Uma pequena antologia de poemas de Claudio Willer

 

O poema de Claudio Willer mais antigo foi publicado em Anotações para um apocalipse, de 1964:

VISÃO DE NOVA YORK

O grande cavalo de lágrimas azuis desce do Oeste, lento como a névoa dos trigais. São hotéis de granito e espuma plástica em ruas que outrora foram violentadas, em manhãs mais suaves que a brisa dos grandes portos. Todos os túneis, todas as cavernas se encontram em um desfiladeiro de torreões metralhados. Todos os trilhos convergem para um só ponto, todos os subways apontam para uma só direção, e na vegetação dos grandes parques cresce o arbusto andrógino cujas raízes são de metal e seda. Os retângulos magnéticos geraram uma cidade onde cavalos à solta pisoteiam os gerânios dos patamares e a combustão espontânea anima os corpos dos amantes nas tardes de verão.
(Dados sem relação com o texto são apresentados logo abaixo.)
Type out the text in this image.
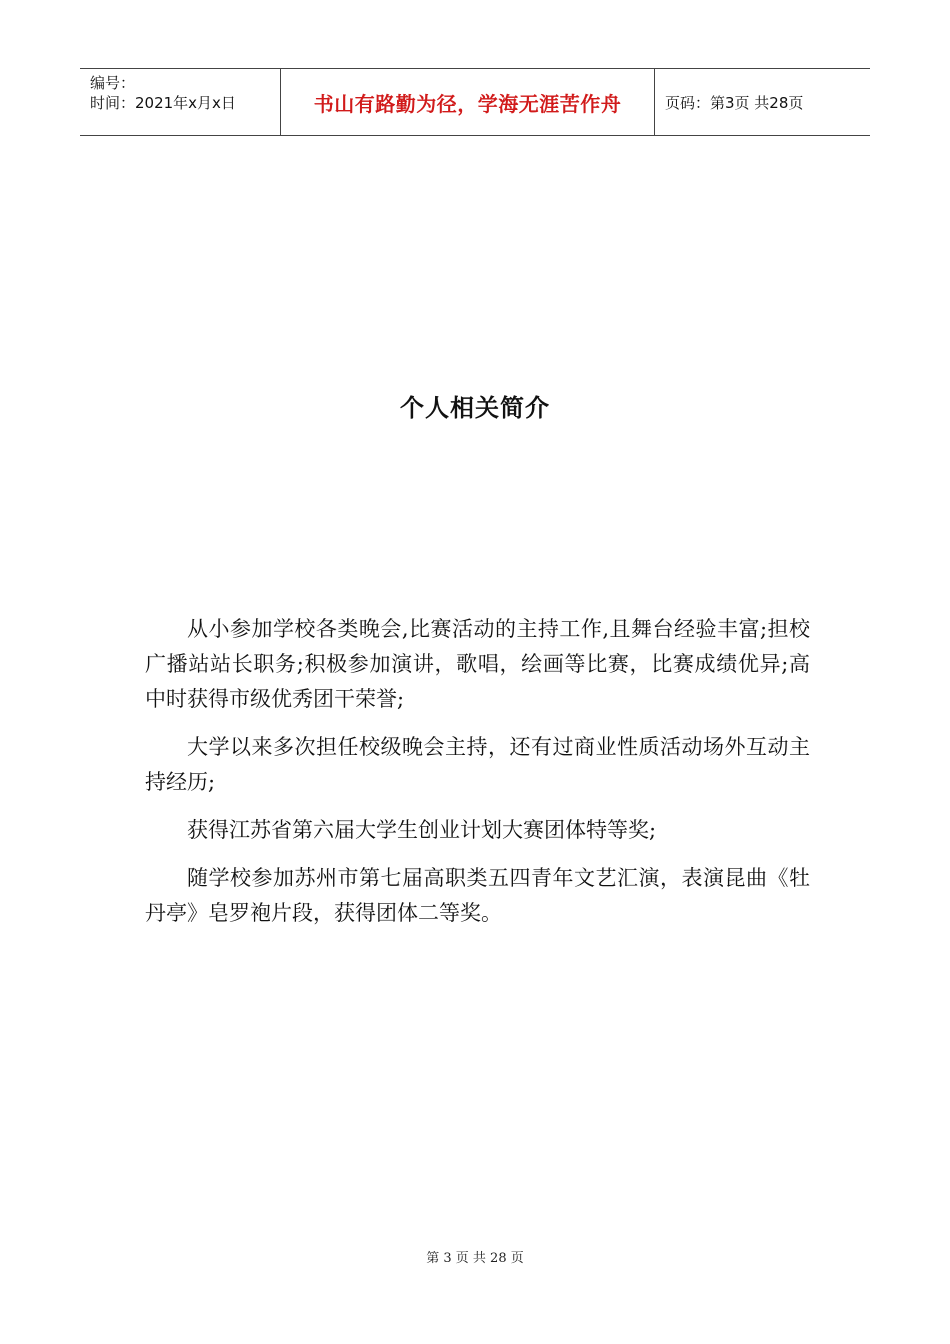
编号：
时间：2021年x月x日	书山有路勤为径，学海无涯苦作舟	页码：第3页 共28页
个人相关简介

从小参加学校各类晚会,比赛活动的主持工作,且舞台经验丰富;担校广播站站长职务;积极参加演讲，歌唱，绘画等比赛，比赛成绩优异;高中时获得市级优秀团干荣誉;

大学以来多次担任校级晚会主持，还有过商业性质活动场外互动主持经历;

获得江苏省第六届大学生创业计划大赛团体特等奖;

随学校参加苏州市第七届高职类五四青年文艺汇演，表演昆曲《牡丹亭》皂罗袍片段，获得团体二等奖。

第 3 页 共 28 页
Sementes germinarão violentamente em Bleecker Street, pois um pântano noturno sacode os alicerces dos grandes prédios embebidos em aguarrás. Gritos gelados soam em um corredor de pálpebras estreitas, e no parque onde pastam as lhamas emergem montes de cristal, despertando a última sentinela de uma paisagem de antenas partidas e ventiladores retorcidos.

NY, 07/1963

Um dos poemas de Dias Circulares, de 1976 (foi escrito em 1967):

AS RODAS MECÂNICAS E COM VONTADE PRÓPRIA QUE SURGEM APÓS O SUCUBATO

E agora, como sempre, Hermengardo, o nascer do sol, Fúlvia, a luminosidade, seus estiletes, os panos alaranjados estendidos sobre os alambiques, cada vez mais longe, a distância é uma pedra azulada que define tudo, o afastamento uma sucessão de pirâmides brotando raízes, o caminho um nó no cérebro, a velocidade o rastro do grito que atravessa as farpas, a satisfação vista como possibilidade de espirar profundamente, de novo, um pouco de pó com significado de esperas, Hermengardo, Fúlvia, o colecionador de anéis e dentaduras fosforescentes sob a tempestade, a sorvedora de corações de periquitos imperfeitos porém brilhantes, a predileção pelas escarpas e vertentes, a luz conivente, lembrada, penetrante, dos estados visionários quando saímos do eclipse para saber que o sonho só pode ter um formato tubular. A proximidade sentida como sendo toda uma época, seu cortejo de personagens familiares redescobertos: paisagem a partir da víscera, desdobrando o olho e despejando guarda-sóis feéricos contra a opacidade do mundo.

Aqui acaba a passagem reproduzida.